Daydreaming si presenta come uno dei brani più belli di questo album, è un’amara riflessione dipinta su sfondo onirico, accompagnata da grida soffocate che fanno da contorno alla malinconica e dolorante voce di Yorke.

Decks Dark richiama moltissimo i Massive Attack, è per molti versi “classica” e presenta un inserimento di chitarra nel finale interessante e una sezione centrale quasi trasognata.

Desert Island Disk, invece, per merito di un certo arrangiamento ritmico e armonico, riporta alla memoria i Led Zeppelin, quelli più esoterici (“The Battle of Evermore” o “Bron-Yr-Aur”, per intenderci), e ci delizia con una sovrapposizione azzeccatissima tra voce e chitarra.

Ful Stop è elettronica hardcore, si apre in maniera straordinaria dopo un inizio ovattato, è una fuga disperata (nonostante il titolo suggerisca altrimenti) stimolata dalla chitarra e dall’intensa voce di Thom. Decisamente uno dei brani migliori del disco.

Glass Eyes è un interludio dall’atmosfera cupa e congelata, in cui trova spazio anche Debussy, una cathédrale engloutie in cui si racchiude il carattere orchestrale dell’intero disco.

Identikit, dopo un inizio scarno e spoglio, ci sottopone un ritornello haunting, seguito da un’apertura di synth e voce spaziale. Curiosità: è l’unico brano contenente un assolo di chitarra ben definito.

The Numbers emerge dal disordine e dal rumore e ci fa ritorno alla chiusura. L’influenza dei Led Zeppelin di “Kashmir” si sente ed è forte: l’inserimento degli archi nella seconda parte è splendidamente invadente.

Present Tense è per certi versi distante dal resto dell’album: esotica, struggente, dolcissima in maniera sorprendente.
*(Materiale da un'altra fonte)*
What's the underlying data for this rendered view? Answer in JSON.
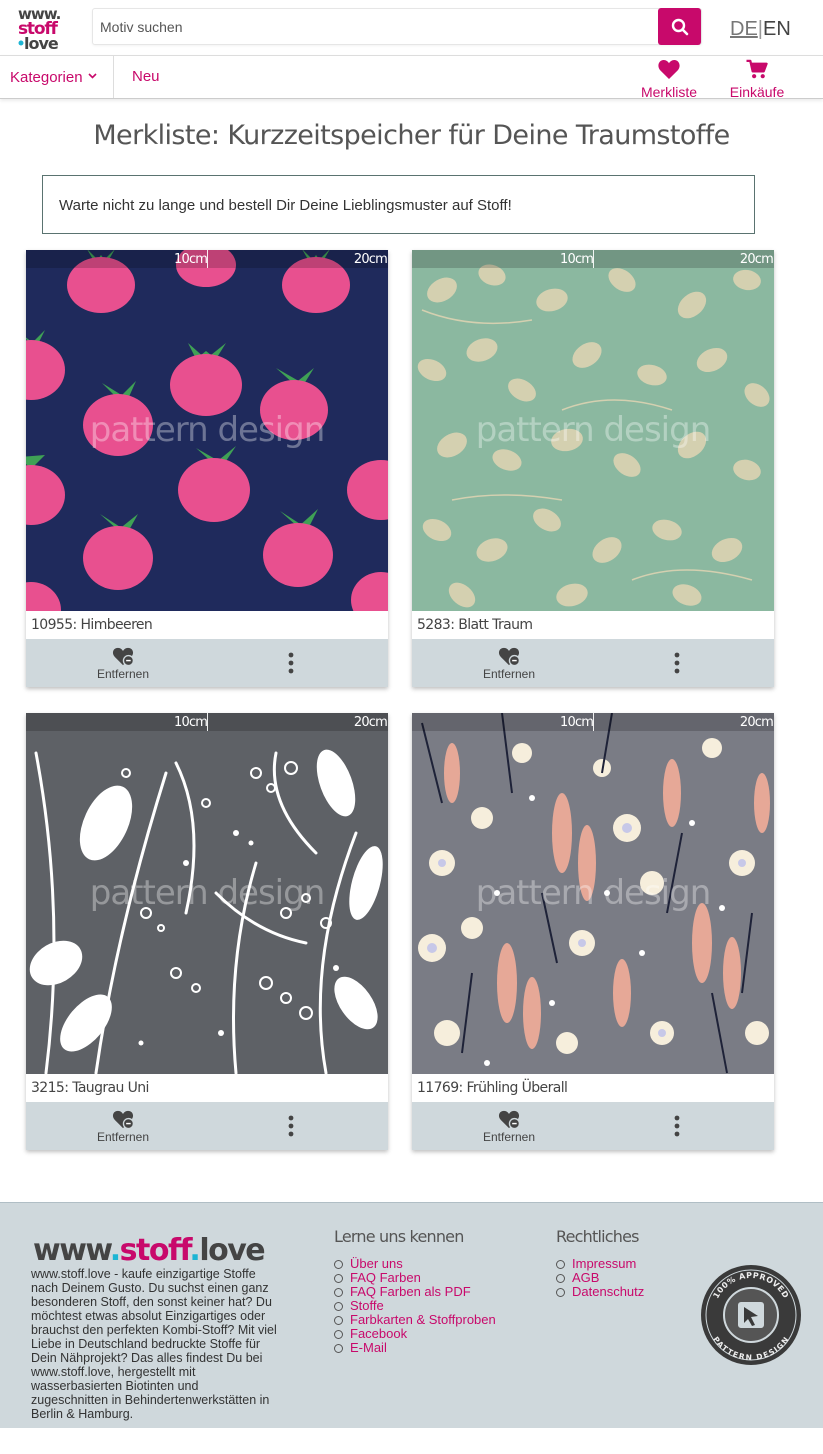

In Tinker Tailor […] la voce sembra quasi essere distante, la musica è fredda fino a quando gli archi non prendono il sopravvento, in uno dei moltissimi esempi di arrangiamento magistrale attuato da Greenwood, di cui è costellato l’intero album.

True Love Waits è la chiusura perfetta di un grande album. Dopo svariati tentativi falliti di registrazione in studio di questa ballata celeberrima, l’accoppiata voce-pianoforte si impone come la migliore soluzione per questo capolavoro. Il testo è di una bellezza incalcolabile, l’arrangiamento è meraviglioso, il brano una perla di rara bellezza.

 

“A moon shaped pool” è un album che resta con l’interlocutore a lungo dopo l’ascolto, lo segna. Non finisce mai veramente, apre molte parentesi che poi non chiude, fa supporre che sia più di quello che è. Noi l’abbiamo amato e ci ha colpiti nel profondo.